How Improving Healthcare Can Define the Gig Economy Growth?

Gig Economy

Gig Economy

The rise of gig economy workers is surging the need for better healthcare

The gig economy refers to an independent market system where organizations hire independent workers on a contract basis or for short-term commitments. There are a growing number of factors giving rise to gig workers, including remote work via digital platforms, the need for a flexible work environment, and better paydays, among others. Recent years have seen a substantial surge in the number of gig workers. According to the ADP Research Institute, the share of gig workers in 2019 was 16 percent, marking a 15 percent increase since 2010. This working model is being used by several companies such as Uber, Airbnb, TaskRabbit and Postmates that use freelance workers and short-term contractors to supplement full-time staff.

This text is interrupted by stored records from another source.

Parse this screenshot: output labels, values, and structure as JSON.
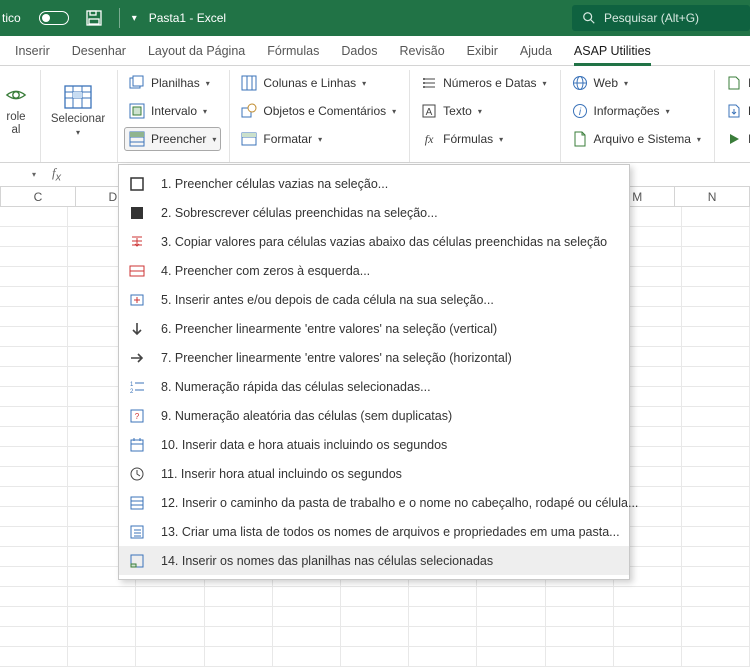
{
  "title": "Pasta1 - Excel",
  "search_placeholder": "Pesquisar (Alt+G)",
  "tabs": [
    "Inserir",
    "Desenhar",
    "Layout da Página",
    "Fórmulas",
    "Dados",
    "Revisão",
    "Exibir",
    "Ajuda",
    "ASAP Utilities"
  ],
  "active_tab": 8,
  "big_left": {
    "label1": "role",
    "label2": "al"
  },
  "big_select": "Selecionar",
  "col1": {
    "a": "Planilhas",
    "b": "Intervalo",
    "c": "Preencher"
  },
  "col2": {
    "a": "Colunas e Linhas",
    "b": "Objetos e Comentários",
    "c": "Formatar"
  },
  "col3": {
    "a": "Números e Datas",
    "b": "Texto",
    "c": "Fórmulas"
  },
  "col4": {
    "a": "Web",
    "b": "Informações",
    "c": "Arquivo e Sistema"
  },
  "col5": {
    "a": "Impo",
    "b": "Expo",
    "c": "Inicia"
  },
  "columns": [
    "C",
    "D",
    "",
    "",
    "",
    "",
    "",
    "",
    "M",
    "N"
  ],
  "menu": [
    "1.  Preencher células vazias na seleção...",
    "2.  Sobrescrever células preenchidas na seleção...",
    "3.  Copiar valores para células vazias abaixo das células preenchidas na seleção",
    "4.  Preencher com zeros à esquerda...",
    "5.  Inserir antes e/ou depois de cada célula na sua seleção...",
    "6.  Preencher linearmente 'entre valores' na seleção (vertical)",
    "7.  Preencher linearmente 'entre valores' na seleção (horizontal)",
    "8.  Numeração rápida das células selecionadas...",
    "9.  Numeração aleatória das células (sem duplicatas)",
    "10.  Inserir data e hora atuais incluindo os segundos",
    "11.  Inserir hora atual incluindo os segundos",
    "12.  Inserir o caminho da pasta de trabalho e o nome no cabeçalho, rodapé ou célula...",
    "13.  Criar uma lista de todos os nomes de arquivos e propriedades em uma pasta...",
    "14.  Inserir os nomes das planilhas nas células selecionadas"
  ]
}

Now as the gig economy is witnessing rapid growth, the access to better healthcare is also growing. Healthcare is the most crucial need for every people. For gig workers, this is very imperative because of the uncertainty of when the next assignment will arrive or when they will receive their next check. The growing trend of gig economy workers also creates a large pool of adults who are not making much more than minimum wage. And this results in severe concerns when it comes to healthcare.

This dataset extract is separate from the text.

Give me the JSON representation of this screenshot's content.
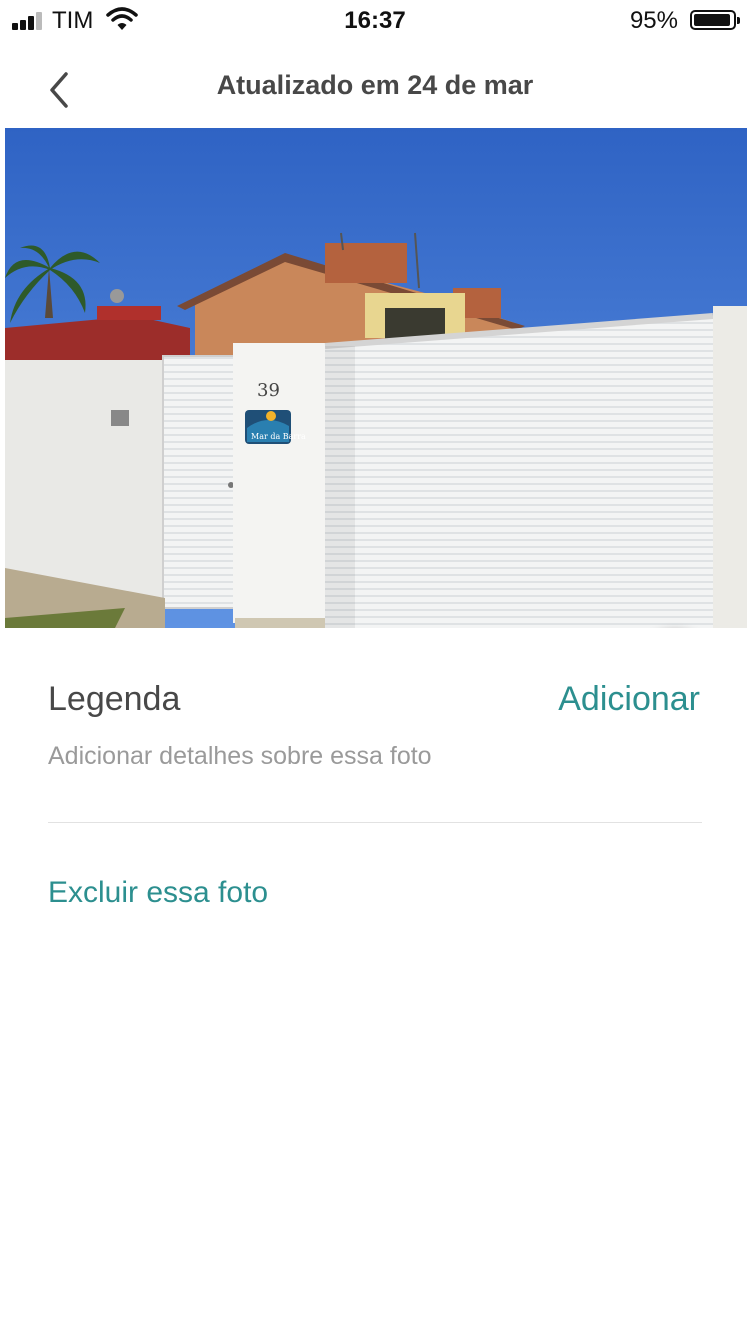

In a recent Intuit study, 34 percent of the current workforce are gig economy workers, and it is expected that 40 percent of American workers will be independent by 2020. Furthermore, it has been speculated that this worker pool will grow even faster by new tax laws. Recent studies also show that freelancers are anticipated to become the workforce majority by 2027 based on the current growth rate, with nearly 50 percent of Millennial workers already part of the gig economy.

When it comes to healthcare expenses, it typically involves direct and indirect costs. While direct costs are an out-of-pocket expenditure that a patient incurs when interacting with a healthcare system apart, the indirect costs include the opportunity costs of labor and the price of mental and emotional trauma. Indirect costs are often higher and can have serious consequences for gig economy workers when compared to those of urban salaried professionals.

According to the report, independent contractors are double as likely as employees that reported they do not have health insurance. Average health insurance premiums for individuals are US$321 a month, and family premiums are US$833 a month. Moreover, the average individual deductible is US$4,358, and the average family deductible is US$7,983. For many freelancers and independent workers, traditional insurance plans are out of reach. At the same time, they may find that their monthly income makes it impossible to get any type of subsidy or government assistance to cover the cost of healthcare.

However, in an effort to provide healthcare financial relief to individuals, a Christian health share program enables like-minded individuals of faith to share the cost of medical care among each other. Buying short-term health insurance plans can provide more benefits to the gig economy.